With not even two weeks left in Japan, I decided to make a final trip to Kyoto, to take care of a few chores and to say goodbye. I had anticipated the trip, but oddly, when I stepped off the train from Nagoya, I felt no grand feelings of “I’m back!” Walking through Kyoto Station felt too natural for that. My instincts took over and I only thought of the logistics – find a coin-operated locker, find my exit, buy a bottle of water. Perhaps thinking of only the mundane is the mark of a true resident.

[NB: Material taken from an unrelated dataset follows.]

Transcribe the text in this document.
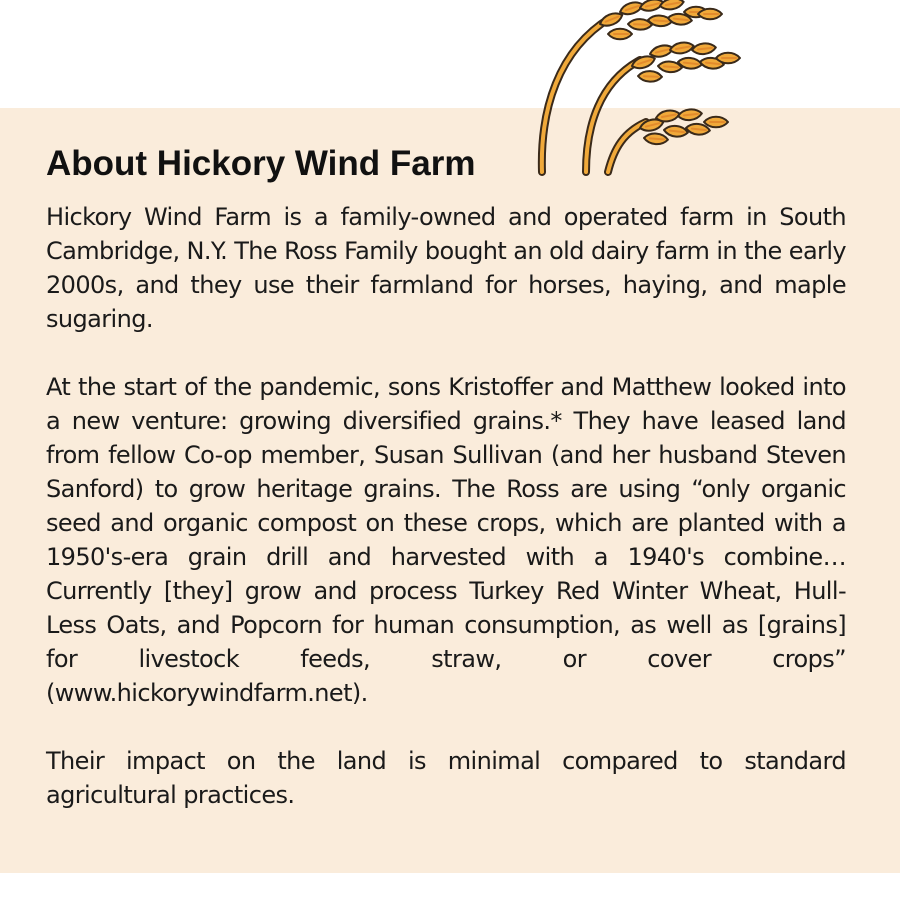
About Hickory Wind Farm

Hickory Wind Farm is a family-owned and operated farm in South Cambridge, N.Y. The Ross Family bought an old dairy farm in the early 2000s, and they use their farmland for horses, haying, and maple sugaring.

At the start of the pandemic, sons Kristoffer and Matthew looked into a new venture: growing diversified grains.* They have leased land from fellow Co-op member, Susan Sullivan (and her husband Steven Sanford) to grow heritage grains. The Ross are using “only organic seed and organic compost on these crops, which are planted with a 1950's-era grain drill and harvested with a 1940's combine…Currently [they] grow and process Turkey Red Winter Wheat, Hull-Less Oats, and Popcorn for human consumption, as well as [grains] for livestock feeds, straw, or cover crops” (www.hickorywindfarm.net).

Their impact on the land is minimal compared to standard agricultural practices.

I stayed at a guesthouse, Waraku-an, on Marutamachi-Higashioji, directly behind Heian Shrine. A remodeled machiya, Waraku-an reminded me of my own machiya that I had lived in only a few months ago. It seems like more time has passed since then. At the time, I had a routine. Wake up, get dressed, go to work, come home, cook dinner, take a shower, go to sleep. I rarely stopped to realize that I lived in such a perfect house, as decrepit and rodent-infested as it was.

This morning, I woke up early by no fault of mine; the other girl in my room was noisily packing her bags. As Japan is now in its rainy season, many of the flowers at Heian Shrine are in bloom. On a whim, I decided to visit. Again, I walked along the edge of the Sosui canal. Again, the sun shined brilliantly behind the eastern mountains. Again, I washed my hands at the shrine and heard the gravel crunch under my feet. I paid my admission and looked around the garden, the irises and lotuses in full bloom, the hydrangeas just past their prime. It only struck me on the return to my guesthouse how things had come full circle in such an unexpected, unplanned way.

Now, as I begin canceling my credit cards and making arrangement for my pension refund, I remember my life in Japan as beautiful and hazy, like a 1940s movie star during her close-up scene. I can remember only the good, and the bad seems as inconsequential as a mosquito bite. Endings can do that, I suppose. I have a lot of regrets, too. Why didn’t I appreciate it more? Why did I choose to stay in a job that wasn’t right for me, not once, but two times? Could I have done something differently to make it work?

I hope that this is merely a “Kyoto, see you later,” and not “goodbye.” Not because I love Kyoto and could probably be happy living here for the rest of my life. But, because there are temples left to visit, markets to shop at, festivals to attend, cafes to try. I feel like I didn’t do Kyoto justice the first two times. And they say that the third time is a charm.